Borm, J. and Kodzik, J. (Eds.): German Representations of the Far North (17th–19th Centuries): Writing the Arctic, Cambridge Scholars Publishing, Newcastle-upon-Tyne, 276 pp., ISBN (10) 1-5275-6022-8, ISBN (13) 978-1-5275-6022-2, Hardcover EUR 64.99, 2020.Die beiden Herausgeber Jan Borm, Professor für britische Literatur an
der französischen Universität von Versailles
Saint-Quentin-en-Yvelines/Universität Paris-Saclay, und die
Postdoc-Forschungsstipendiatin Joanna Kodzik an derselben Universität
haben in ihrem Buch elf Beiträge zur deutschen Repräsentation des
Hohen Nordens vom 17. bis zum 19. Jahrhundert herausgegeben, die
authentische historische Eindrücke aus der Arktis behandeln. Nach einer
Einordnung der jeweiligen Beiträge durch die beiden Herausgeber
beschäftigen sich vier Kapitel mit Ansichten über Grönland, zwei
über Nordamerika, zwei über Lappland und drei über Russland.

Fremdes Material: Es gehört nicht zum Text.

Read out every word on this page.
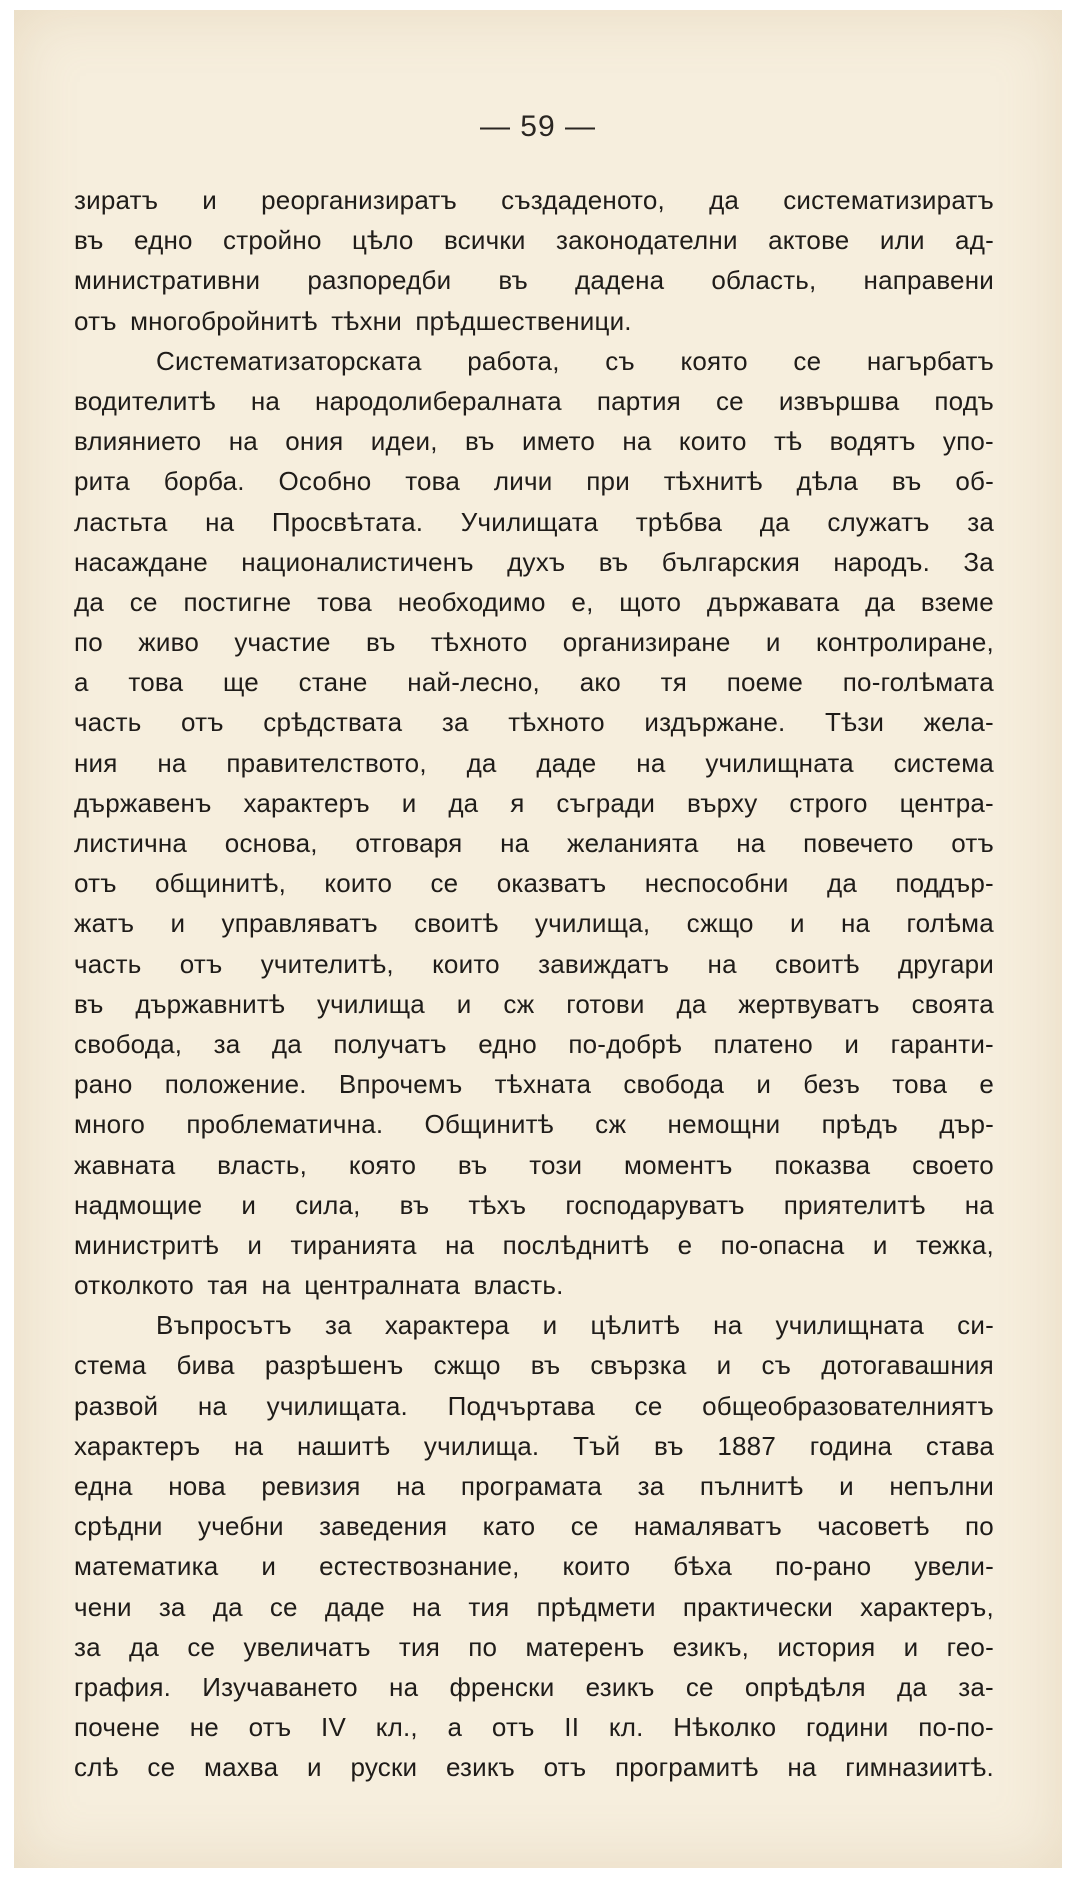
— 59 —
зиратъ и реорганизиратъ създаденото, да систематизиратъ
въ едно стройно цѣло всички законодателни актове или ад-
министративни разпоредби въ дадена область, направени
отъ многобройнитѣ тѣхни прѣдшественици.
Систематизаторската работа, съ която се нагърбатъ
водителитѣ на народолибералната партия се извършва подъ
влиянието на ония идеи, въ името на които тѣ водятъ упо-
рита борба. Особно това личи при тѣхнитѣ дѣла въ об-
ластьта на Просвѣтата. Училищата трѣбва да служатъ за
насаждане националистиченъ духъ въ българския народъ. За
да се постигне това необходимо е, щото държавата да вземе
по живо участие въ тѣхното организиране и контролиране,
а това ще стане най-лесно, ако тя поеме по-голѣмата
часть отъ срѣдствата за тѣхното издържане. Тѣзи жела-
ния на правителството, да даде на училищната система
държавенъ характеръ и да я съгради върху строго центра-
листична основа, отговаря на желанията на повечето отъ
отъ общинитѣ, които се оказватъ неспособни да поддър-
жатъ и управляватъ своитѣ училища, сжщо и на голѣма
часть отъ учителитѣ, които завиждатъ на своитѣ другари
въ държавнитѣ училища и сж готови да жертвуватъ своята
свобода, за да получатъ едно по-добрѣ платено и гаранти-
рано положение. Впрочемъ тѣхната свобода и безъ това е
много проблематична. Общинитѣ сж немощни прѣдъ дър-
жавната власть, която въ този моментъ показва своето
надмощие и сила, въ тѣхъ господаруватъ приятелитѣ на
министритѣ и тиранията на послѣднитѣ е по-опасна и тежка,
отколкото тая на централната власть.
Въпросътъ за характера и цѣлитѣ на училищната си-
стема бива разрѣшенъ сжщо въ свързка и съ дотогавашния
развой на училищата. Подчъртава се общеобразователниятъ
характеръ на нашитѣ училища. Тъй въ 1887 година става
една нова ревизия на програмата за пълнитѣ и непълни
срѣдни учебни заведения като се намаляватъ часоветѣ по
математика и естествознание, които бѣха по-рано увели-
чени за да се даде на тия прѣдмети практически характеръ,
за да се увеличатъ тия по матеренъ езикъ, история и гео-
графия. Изучаването на френски езикъ се опрѣдѣля да за-
почене не отъ IV кл., а отъ II кл. Нѣколко години по-по-
слѣ се махва и руски езикъ отъ програмитѣ на гимназиитѣ.
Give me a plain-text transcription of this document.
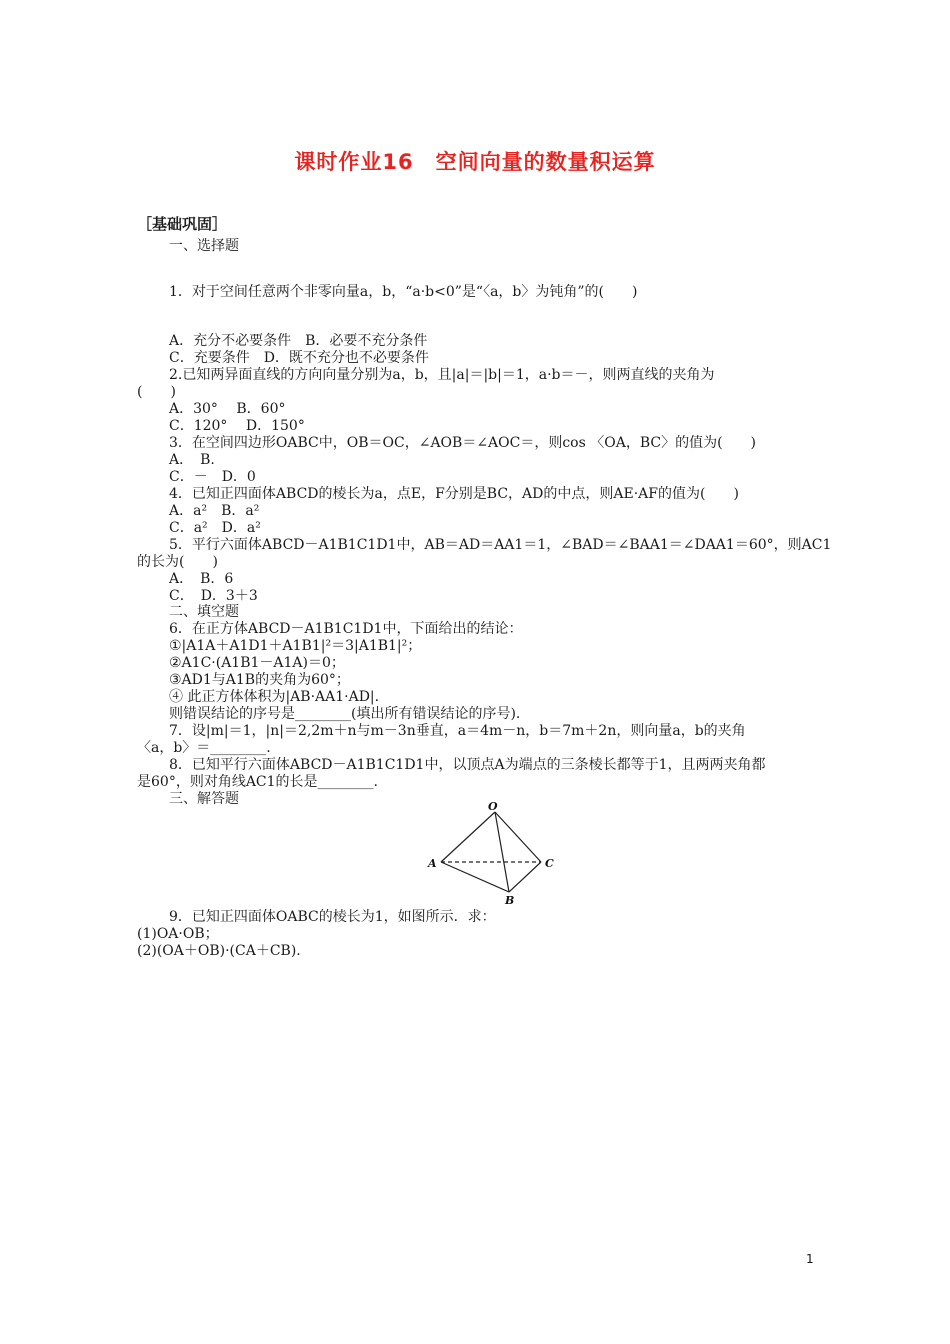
课时作业16　空间向量的数量积运算
［基础巩固］
一、选择题
1．对于空间任意两个非零向量a，b，“a·b<0”是“〈a，b〉为钝角”的(　　)
A．充分不必要条件　B．必要不充分条件
C．充要条件　D．既不充分也不必要条件
2.已知两异面直线的方向向量分别为a，b，且|a|＝|b|＝1，a·b＝－，则两直线的夹角为
(　　)
A．30°　 B．60°
C．120°　 D．150°
3．在空间四边形OABC中，OB＝OC，∠AOB＝∠AOC＝，则cos 〈OA，BC〉的值为(　　)
A．　B.
C．－　D．0
4．已知正四面体ABCD的棱长为a，点E，F分别是BC，AD的中点，则AE·AF的值为(　　)
A．a²　B．a²
C．a²　D．a²
5．平行六面体ABCD－A1B1C1D1中，AB＝AD＝AA1＝1，∠BAD＝∠BAA1＝∠DAA1＝60°，则AC1
的长为(　　)
A．　B．6
C．　D．3＋3
二、填空题
6．在正方体ABCD－A1B1C1D1中，下面给出的结论：
①|A1A＋A1D1＋A1B1|²＝3|A1B1|²；
②A1C·(A1B1－A1A)＝0；
③AD1与A1B的夹角为60°；
④ 此正方体体积为|AB·AA1·AD|.
则错误结论的序号是________(填出所有错误结论的序号).
7．设|m|＝1，|n|＝2,2m＋n与m－3n垂直，a＝4m－n，b＝7m＋2n，则向量a，b的夹角
〈a，b〉＝________.
8．已知平行六面体ABCD－A1B1C1D1中，以顶点A为端点的三条棱长都等于1，且两两夹角都
是60°，则对角线AC1的长是________.
三、解答题
9．已知正四面体OABC的棱长为1，如图所示．求：
(1)OA·OB；
(2)(OA＋OB)·(CA＋CB).
O
A
B
C
1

Unter den Autoren, deren Werke hier besprochen werden, befinden sich der
Schriftsteller Erasmus Francisci (1627–1694), der Hamburger Schiffsbarbier
Friderich Martens (17. Jh.), mehrere Herrnhuter Missionare (David Cranz
(1723–1777), Samuel Kleinschmidt (1814–1886) und Johann Miertsching
(1817–1875)), der Naturforscher Georg Wilhelm Steller (1709–1746), mehrere
deutsche und deutsch-baltische Reisende in den Nordpazifk und nach Sibirien,
der Geologe Karl Friedrich Giesecke (1761–1833), der Anthropologe Antal
Reguly (1817–1858) und der Geograph Gerhard von Maydell (1835–1894). Der
98-jährige Ethnologe und Arktisforscher Jean Malaurie hat ein Vorwort
verfasst, in dem er die Bedeutung des Buchs für die englische
Leserschaft hervorhebt, denen wegen der Sprachbarriere die deutschen
Berichte sonst nicht zugänglich wären. Davon abgesehen sind die
Analysen der Berichte unter religiösen, kulturellen, sozialen,
wirtschaftlichen und politischen Aspekten auch für den deutschsprachigen
Leser von großem Nutzen, da hier erstmals in der Zusammenschau die
Beschreibung des Hohen Nordens durch deutschsprachige Reisende im jeweiligen
historischen Kontext behandelt werden. Zu den herangezogenen Quellen
gehören Reiseberichte, Studien zur Naturgeschichte und wissenschaftliche
Texte, die auf Beobachtungen aus erster Hand beruhen, aber auch
belletristische Werke wie die Beziehung der Dr. Faustusgeschichte zur
Zauberei der Sami in Lappland.
Leider findet der Geograph Erich von Drygalski (1865–1949) keine
Erwähnung, der 1891 erst eine Vorexpedition an die Westküste
Grönlands zur Suche nach einem geeigneten Überwinterungsort
unternommen hatte, der 1892–1893 die Überwinterung mit zwei Begleitern
auf einer Station am großen Karajakgletscher folgte. In seinen
Reiseberichten, die meist in der Zeitschrift oder den Verhandlungen der
Gesellschaft für Erdkunde in Berlin publiziert und in Lüdecke (2015)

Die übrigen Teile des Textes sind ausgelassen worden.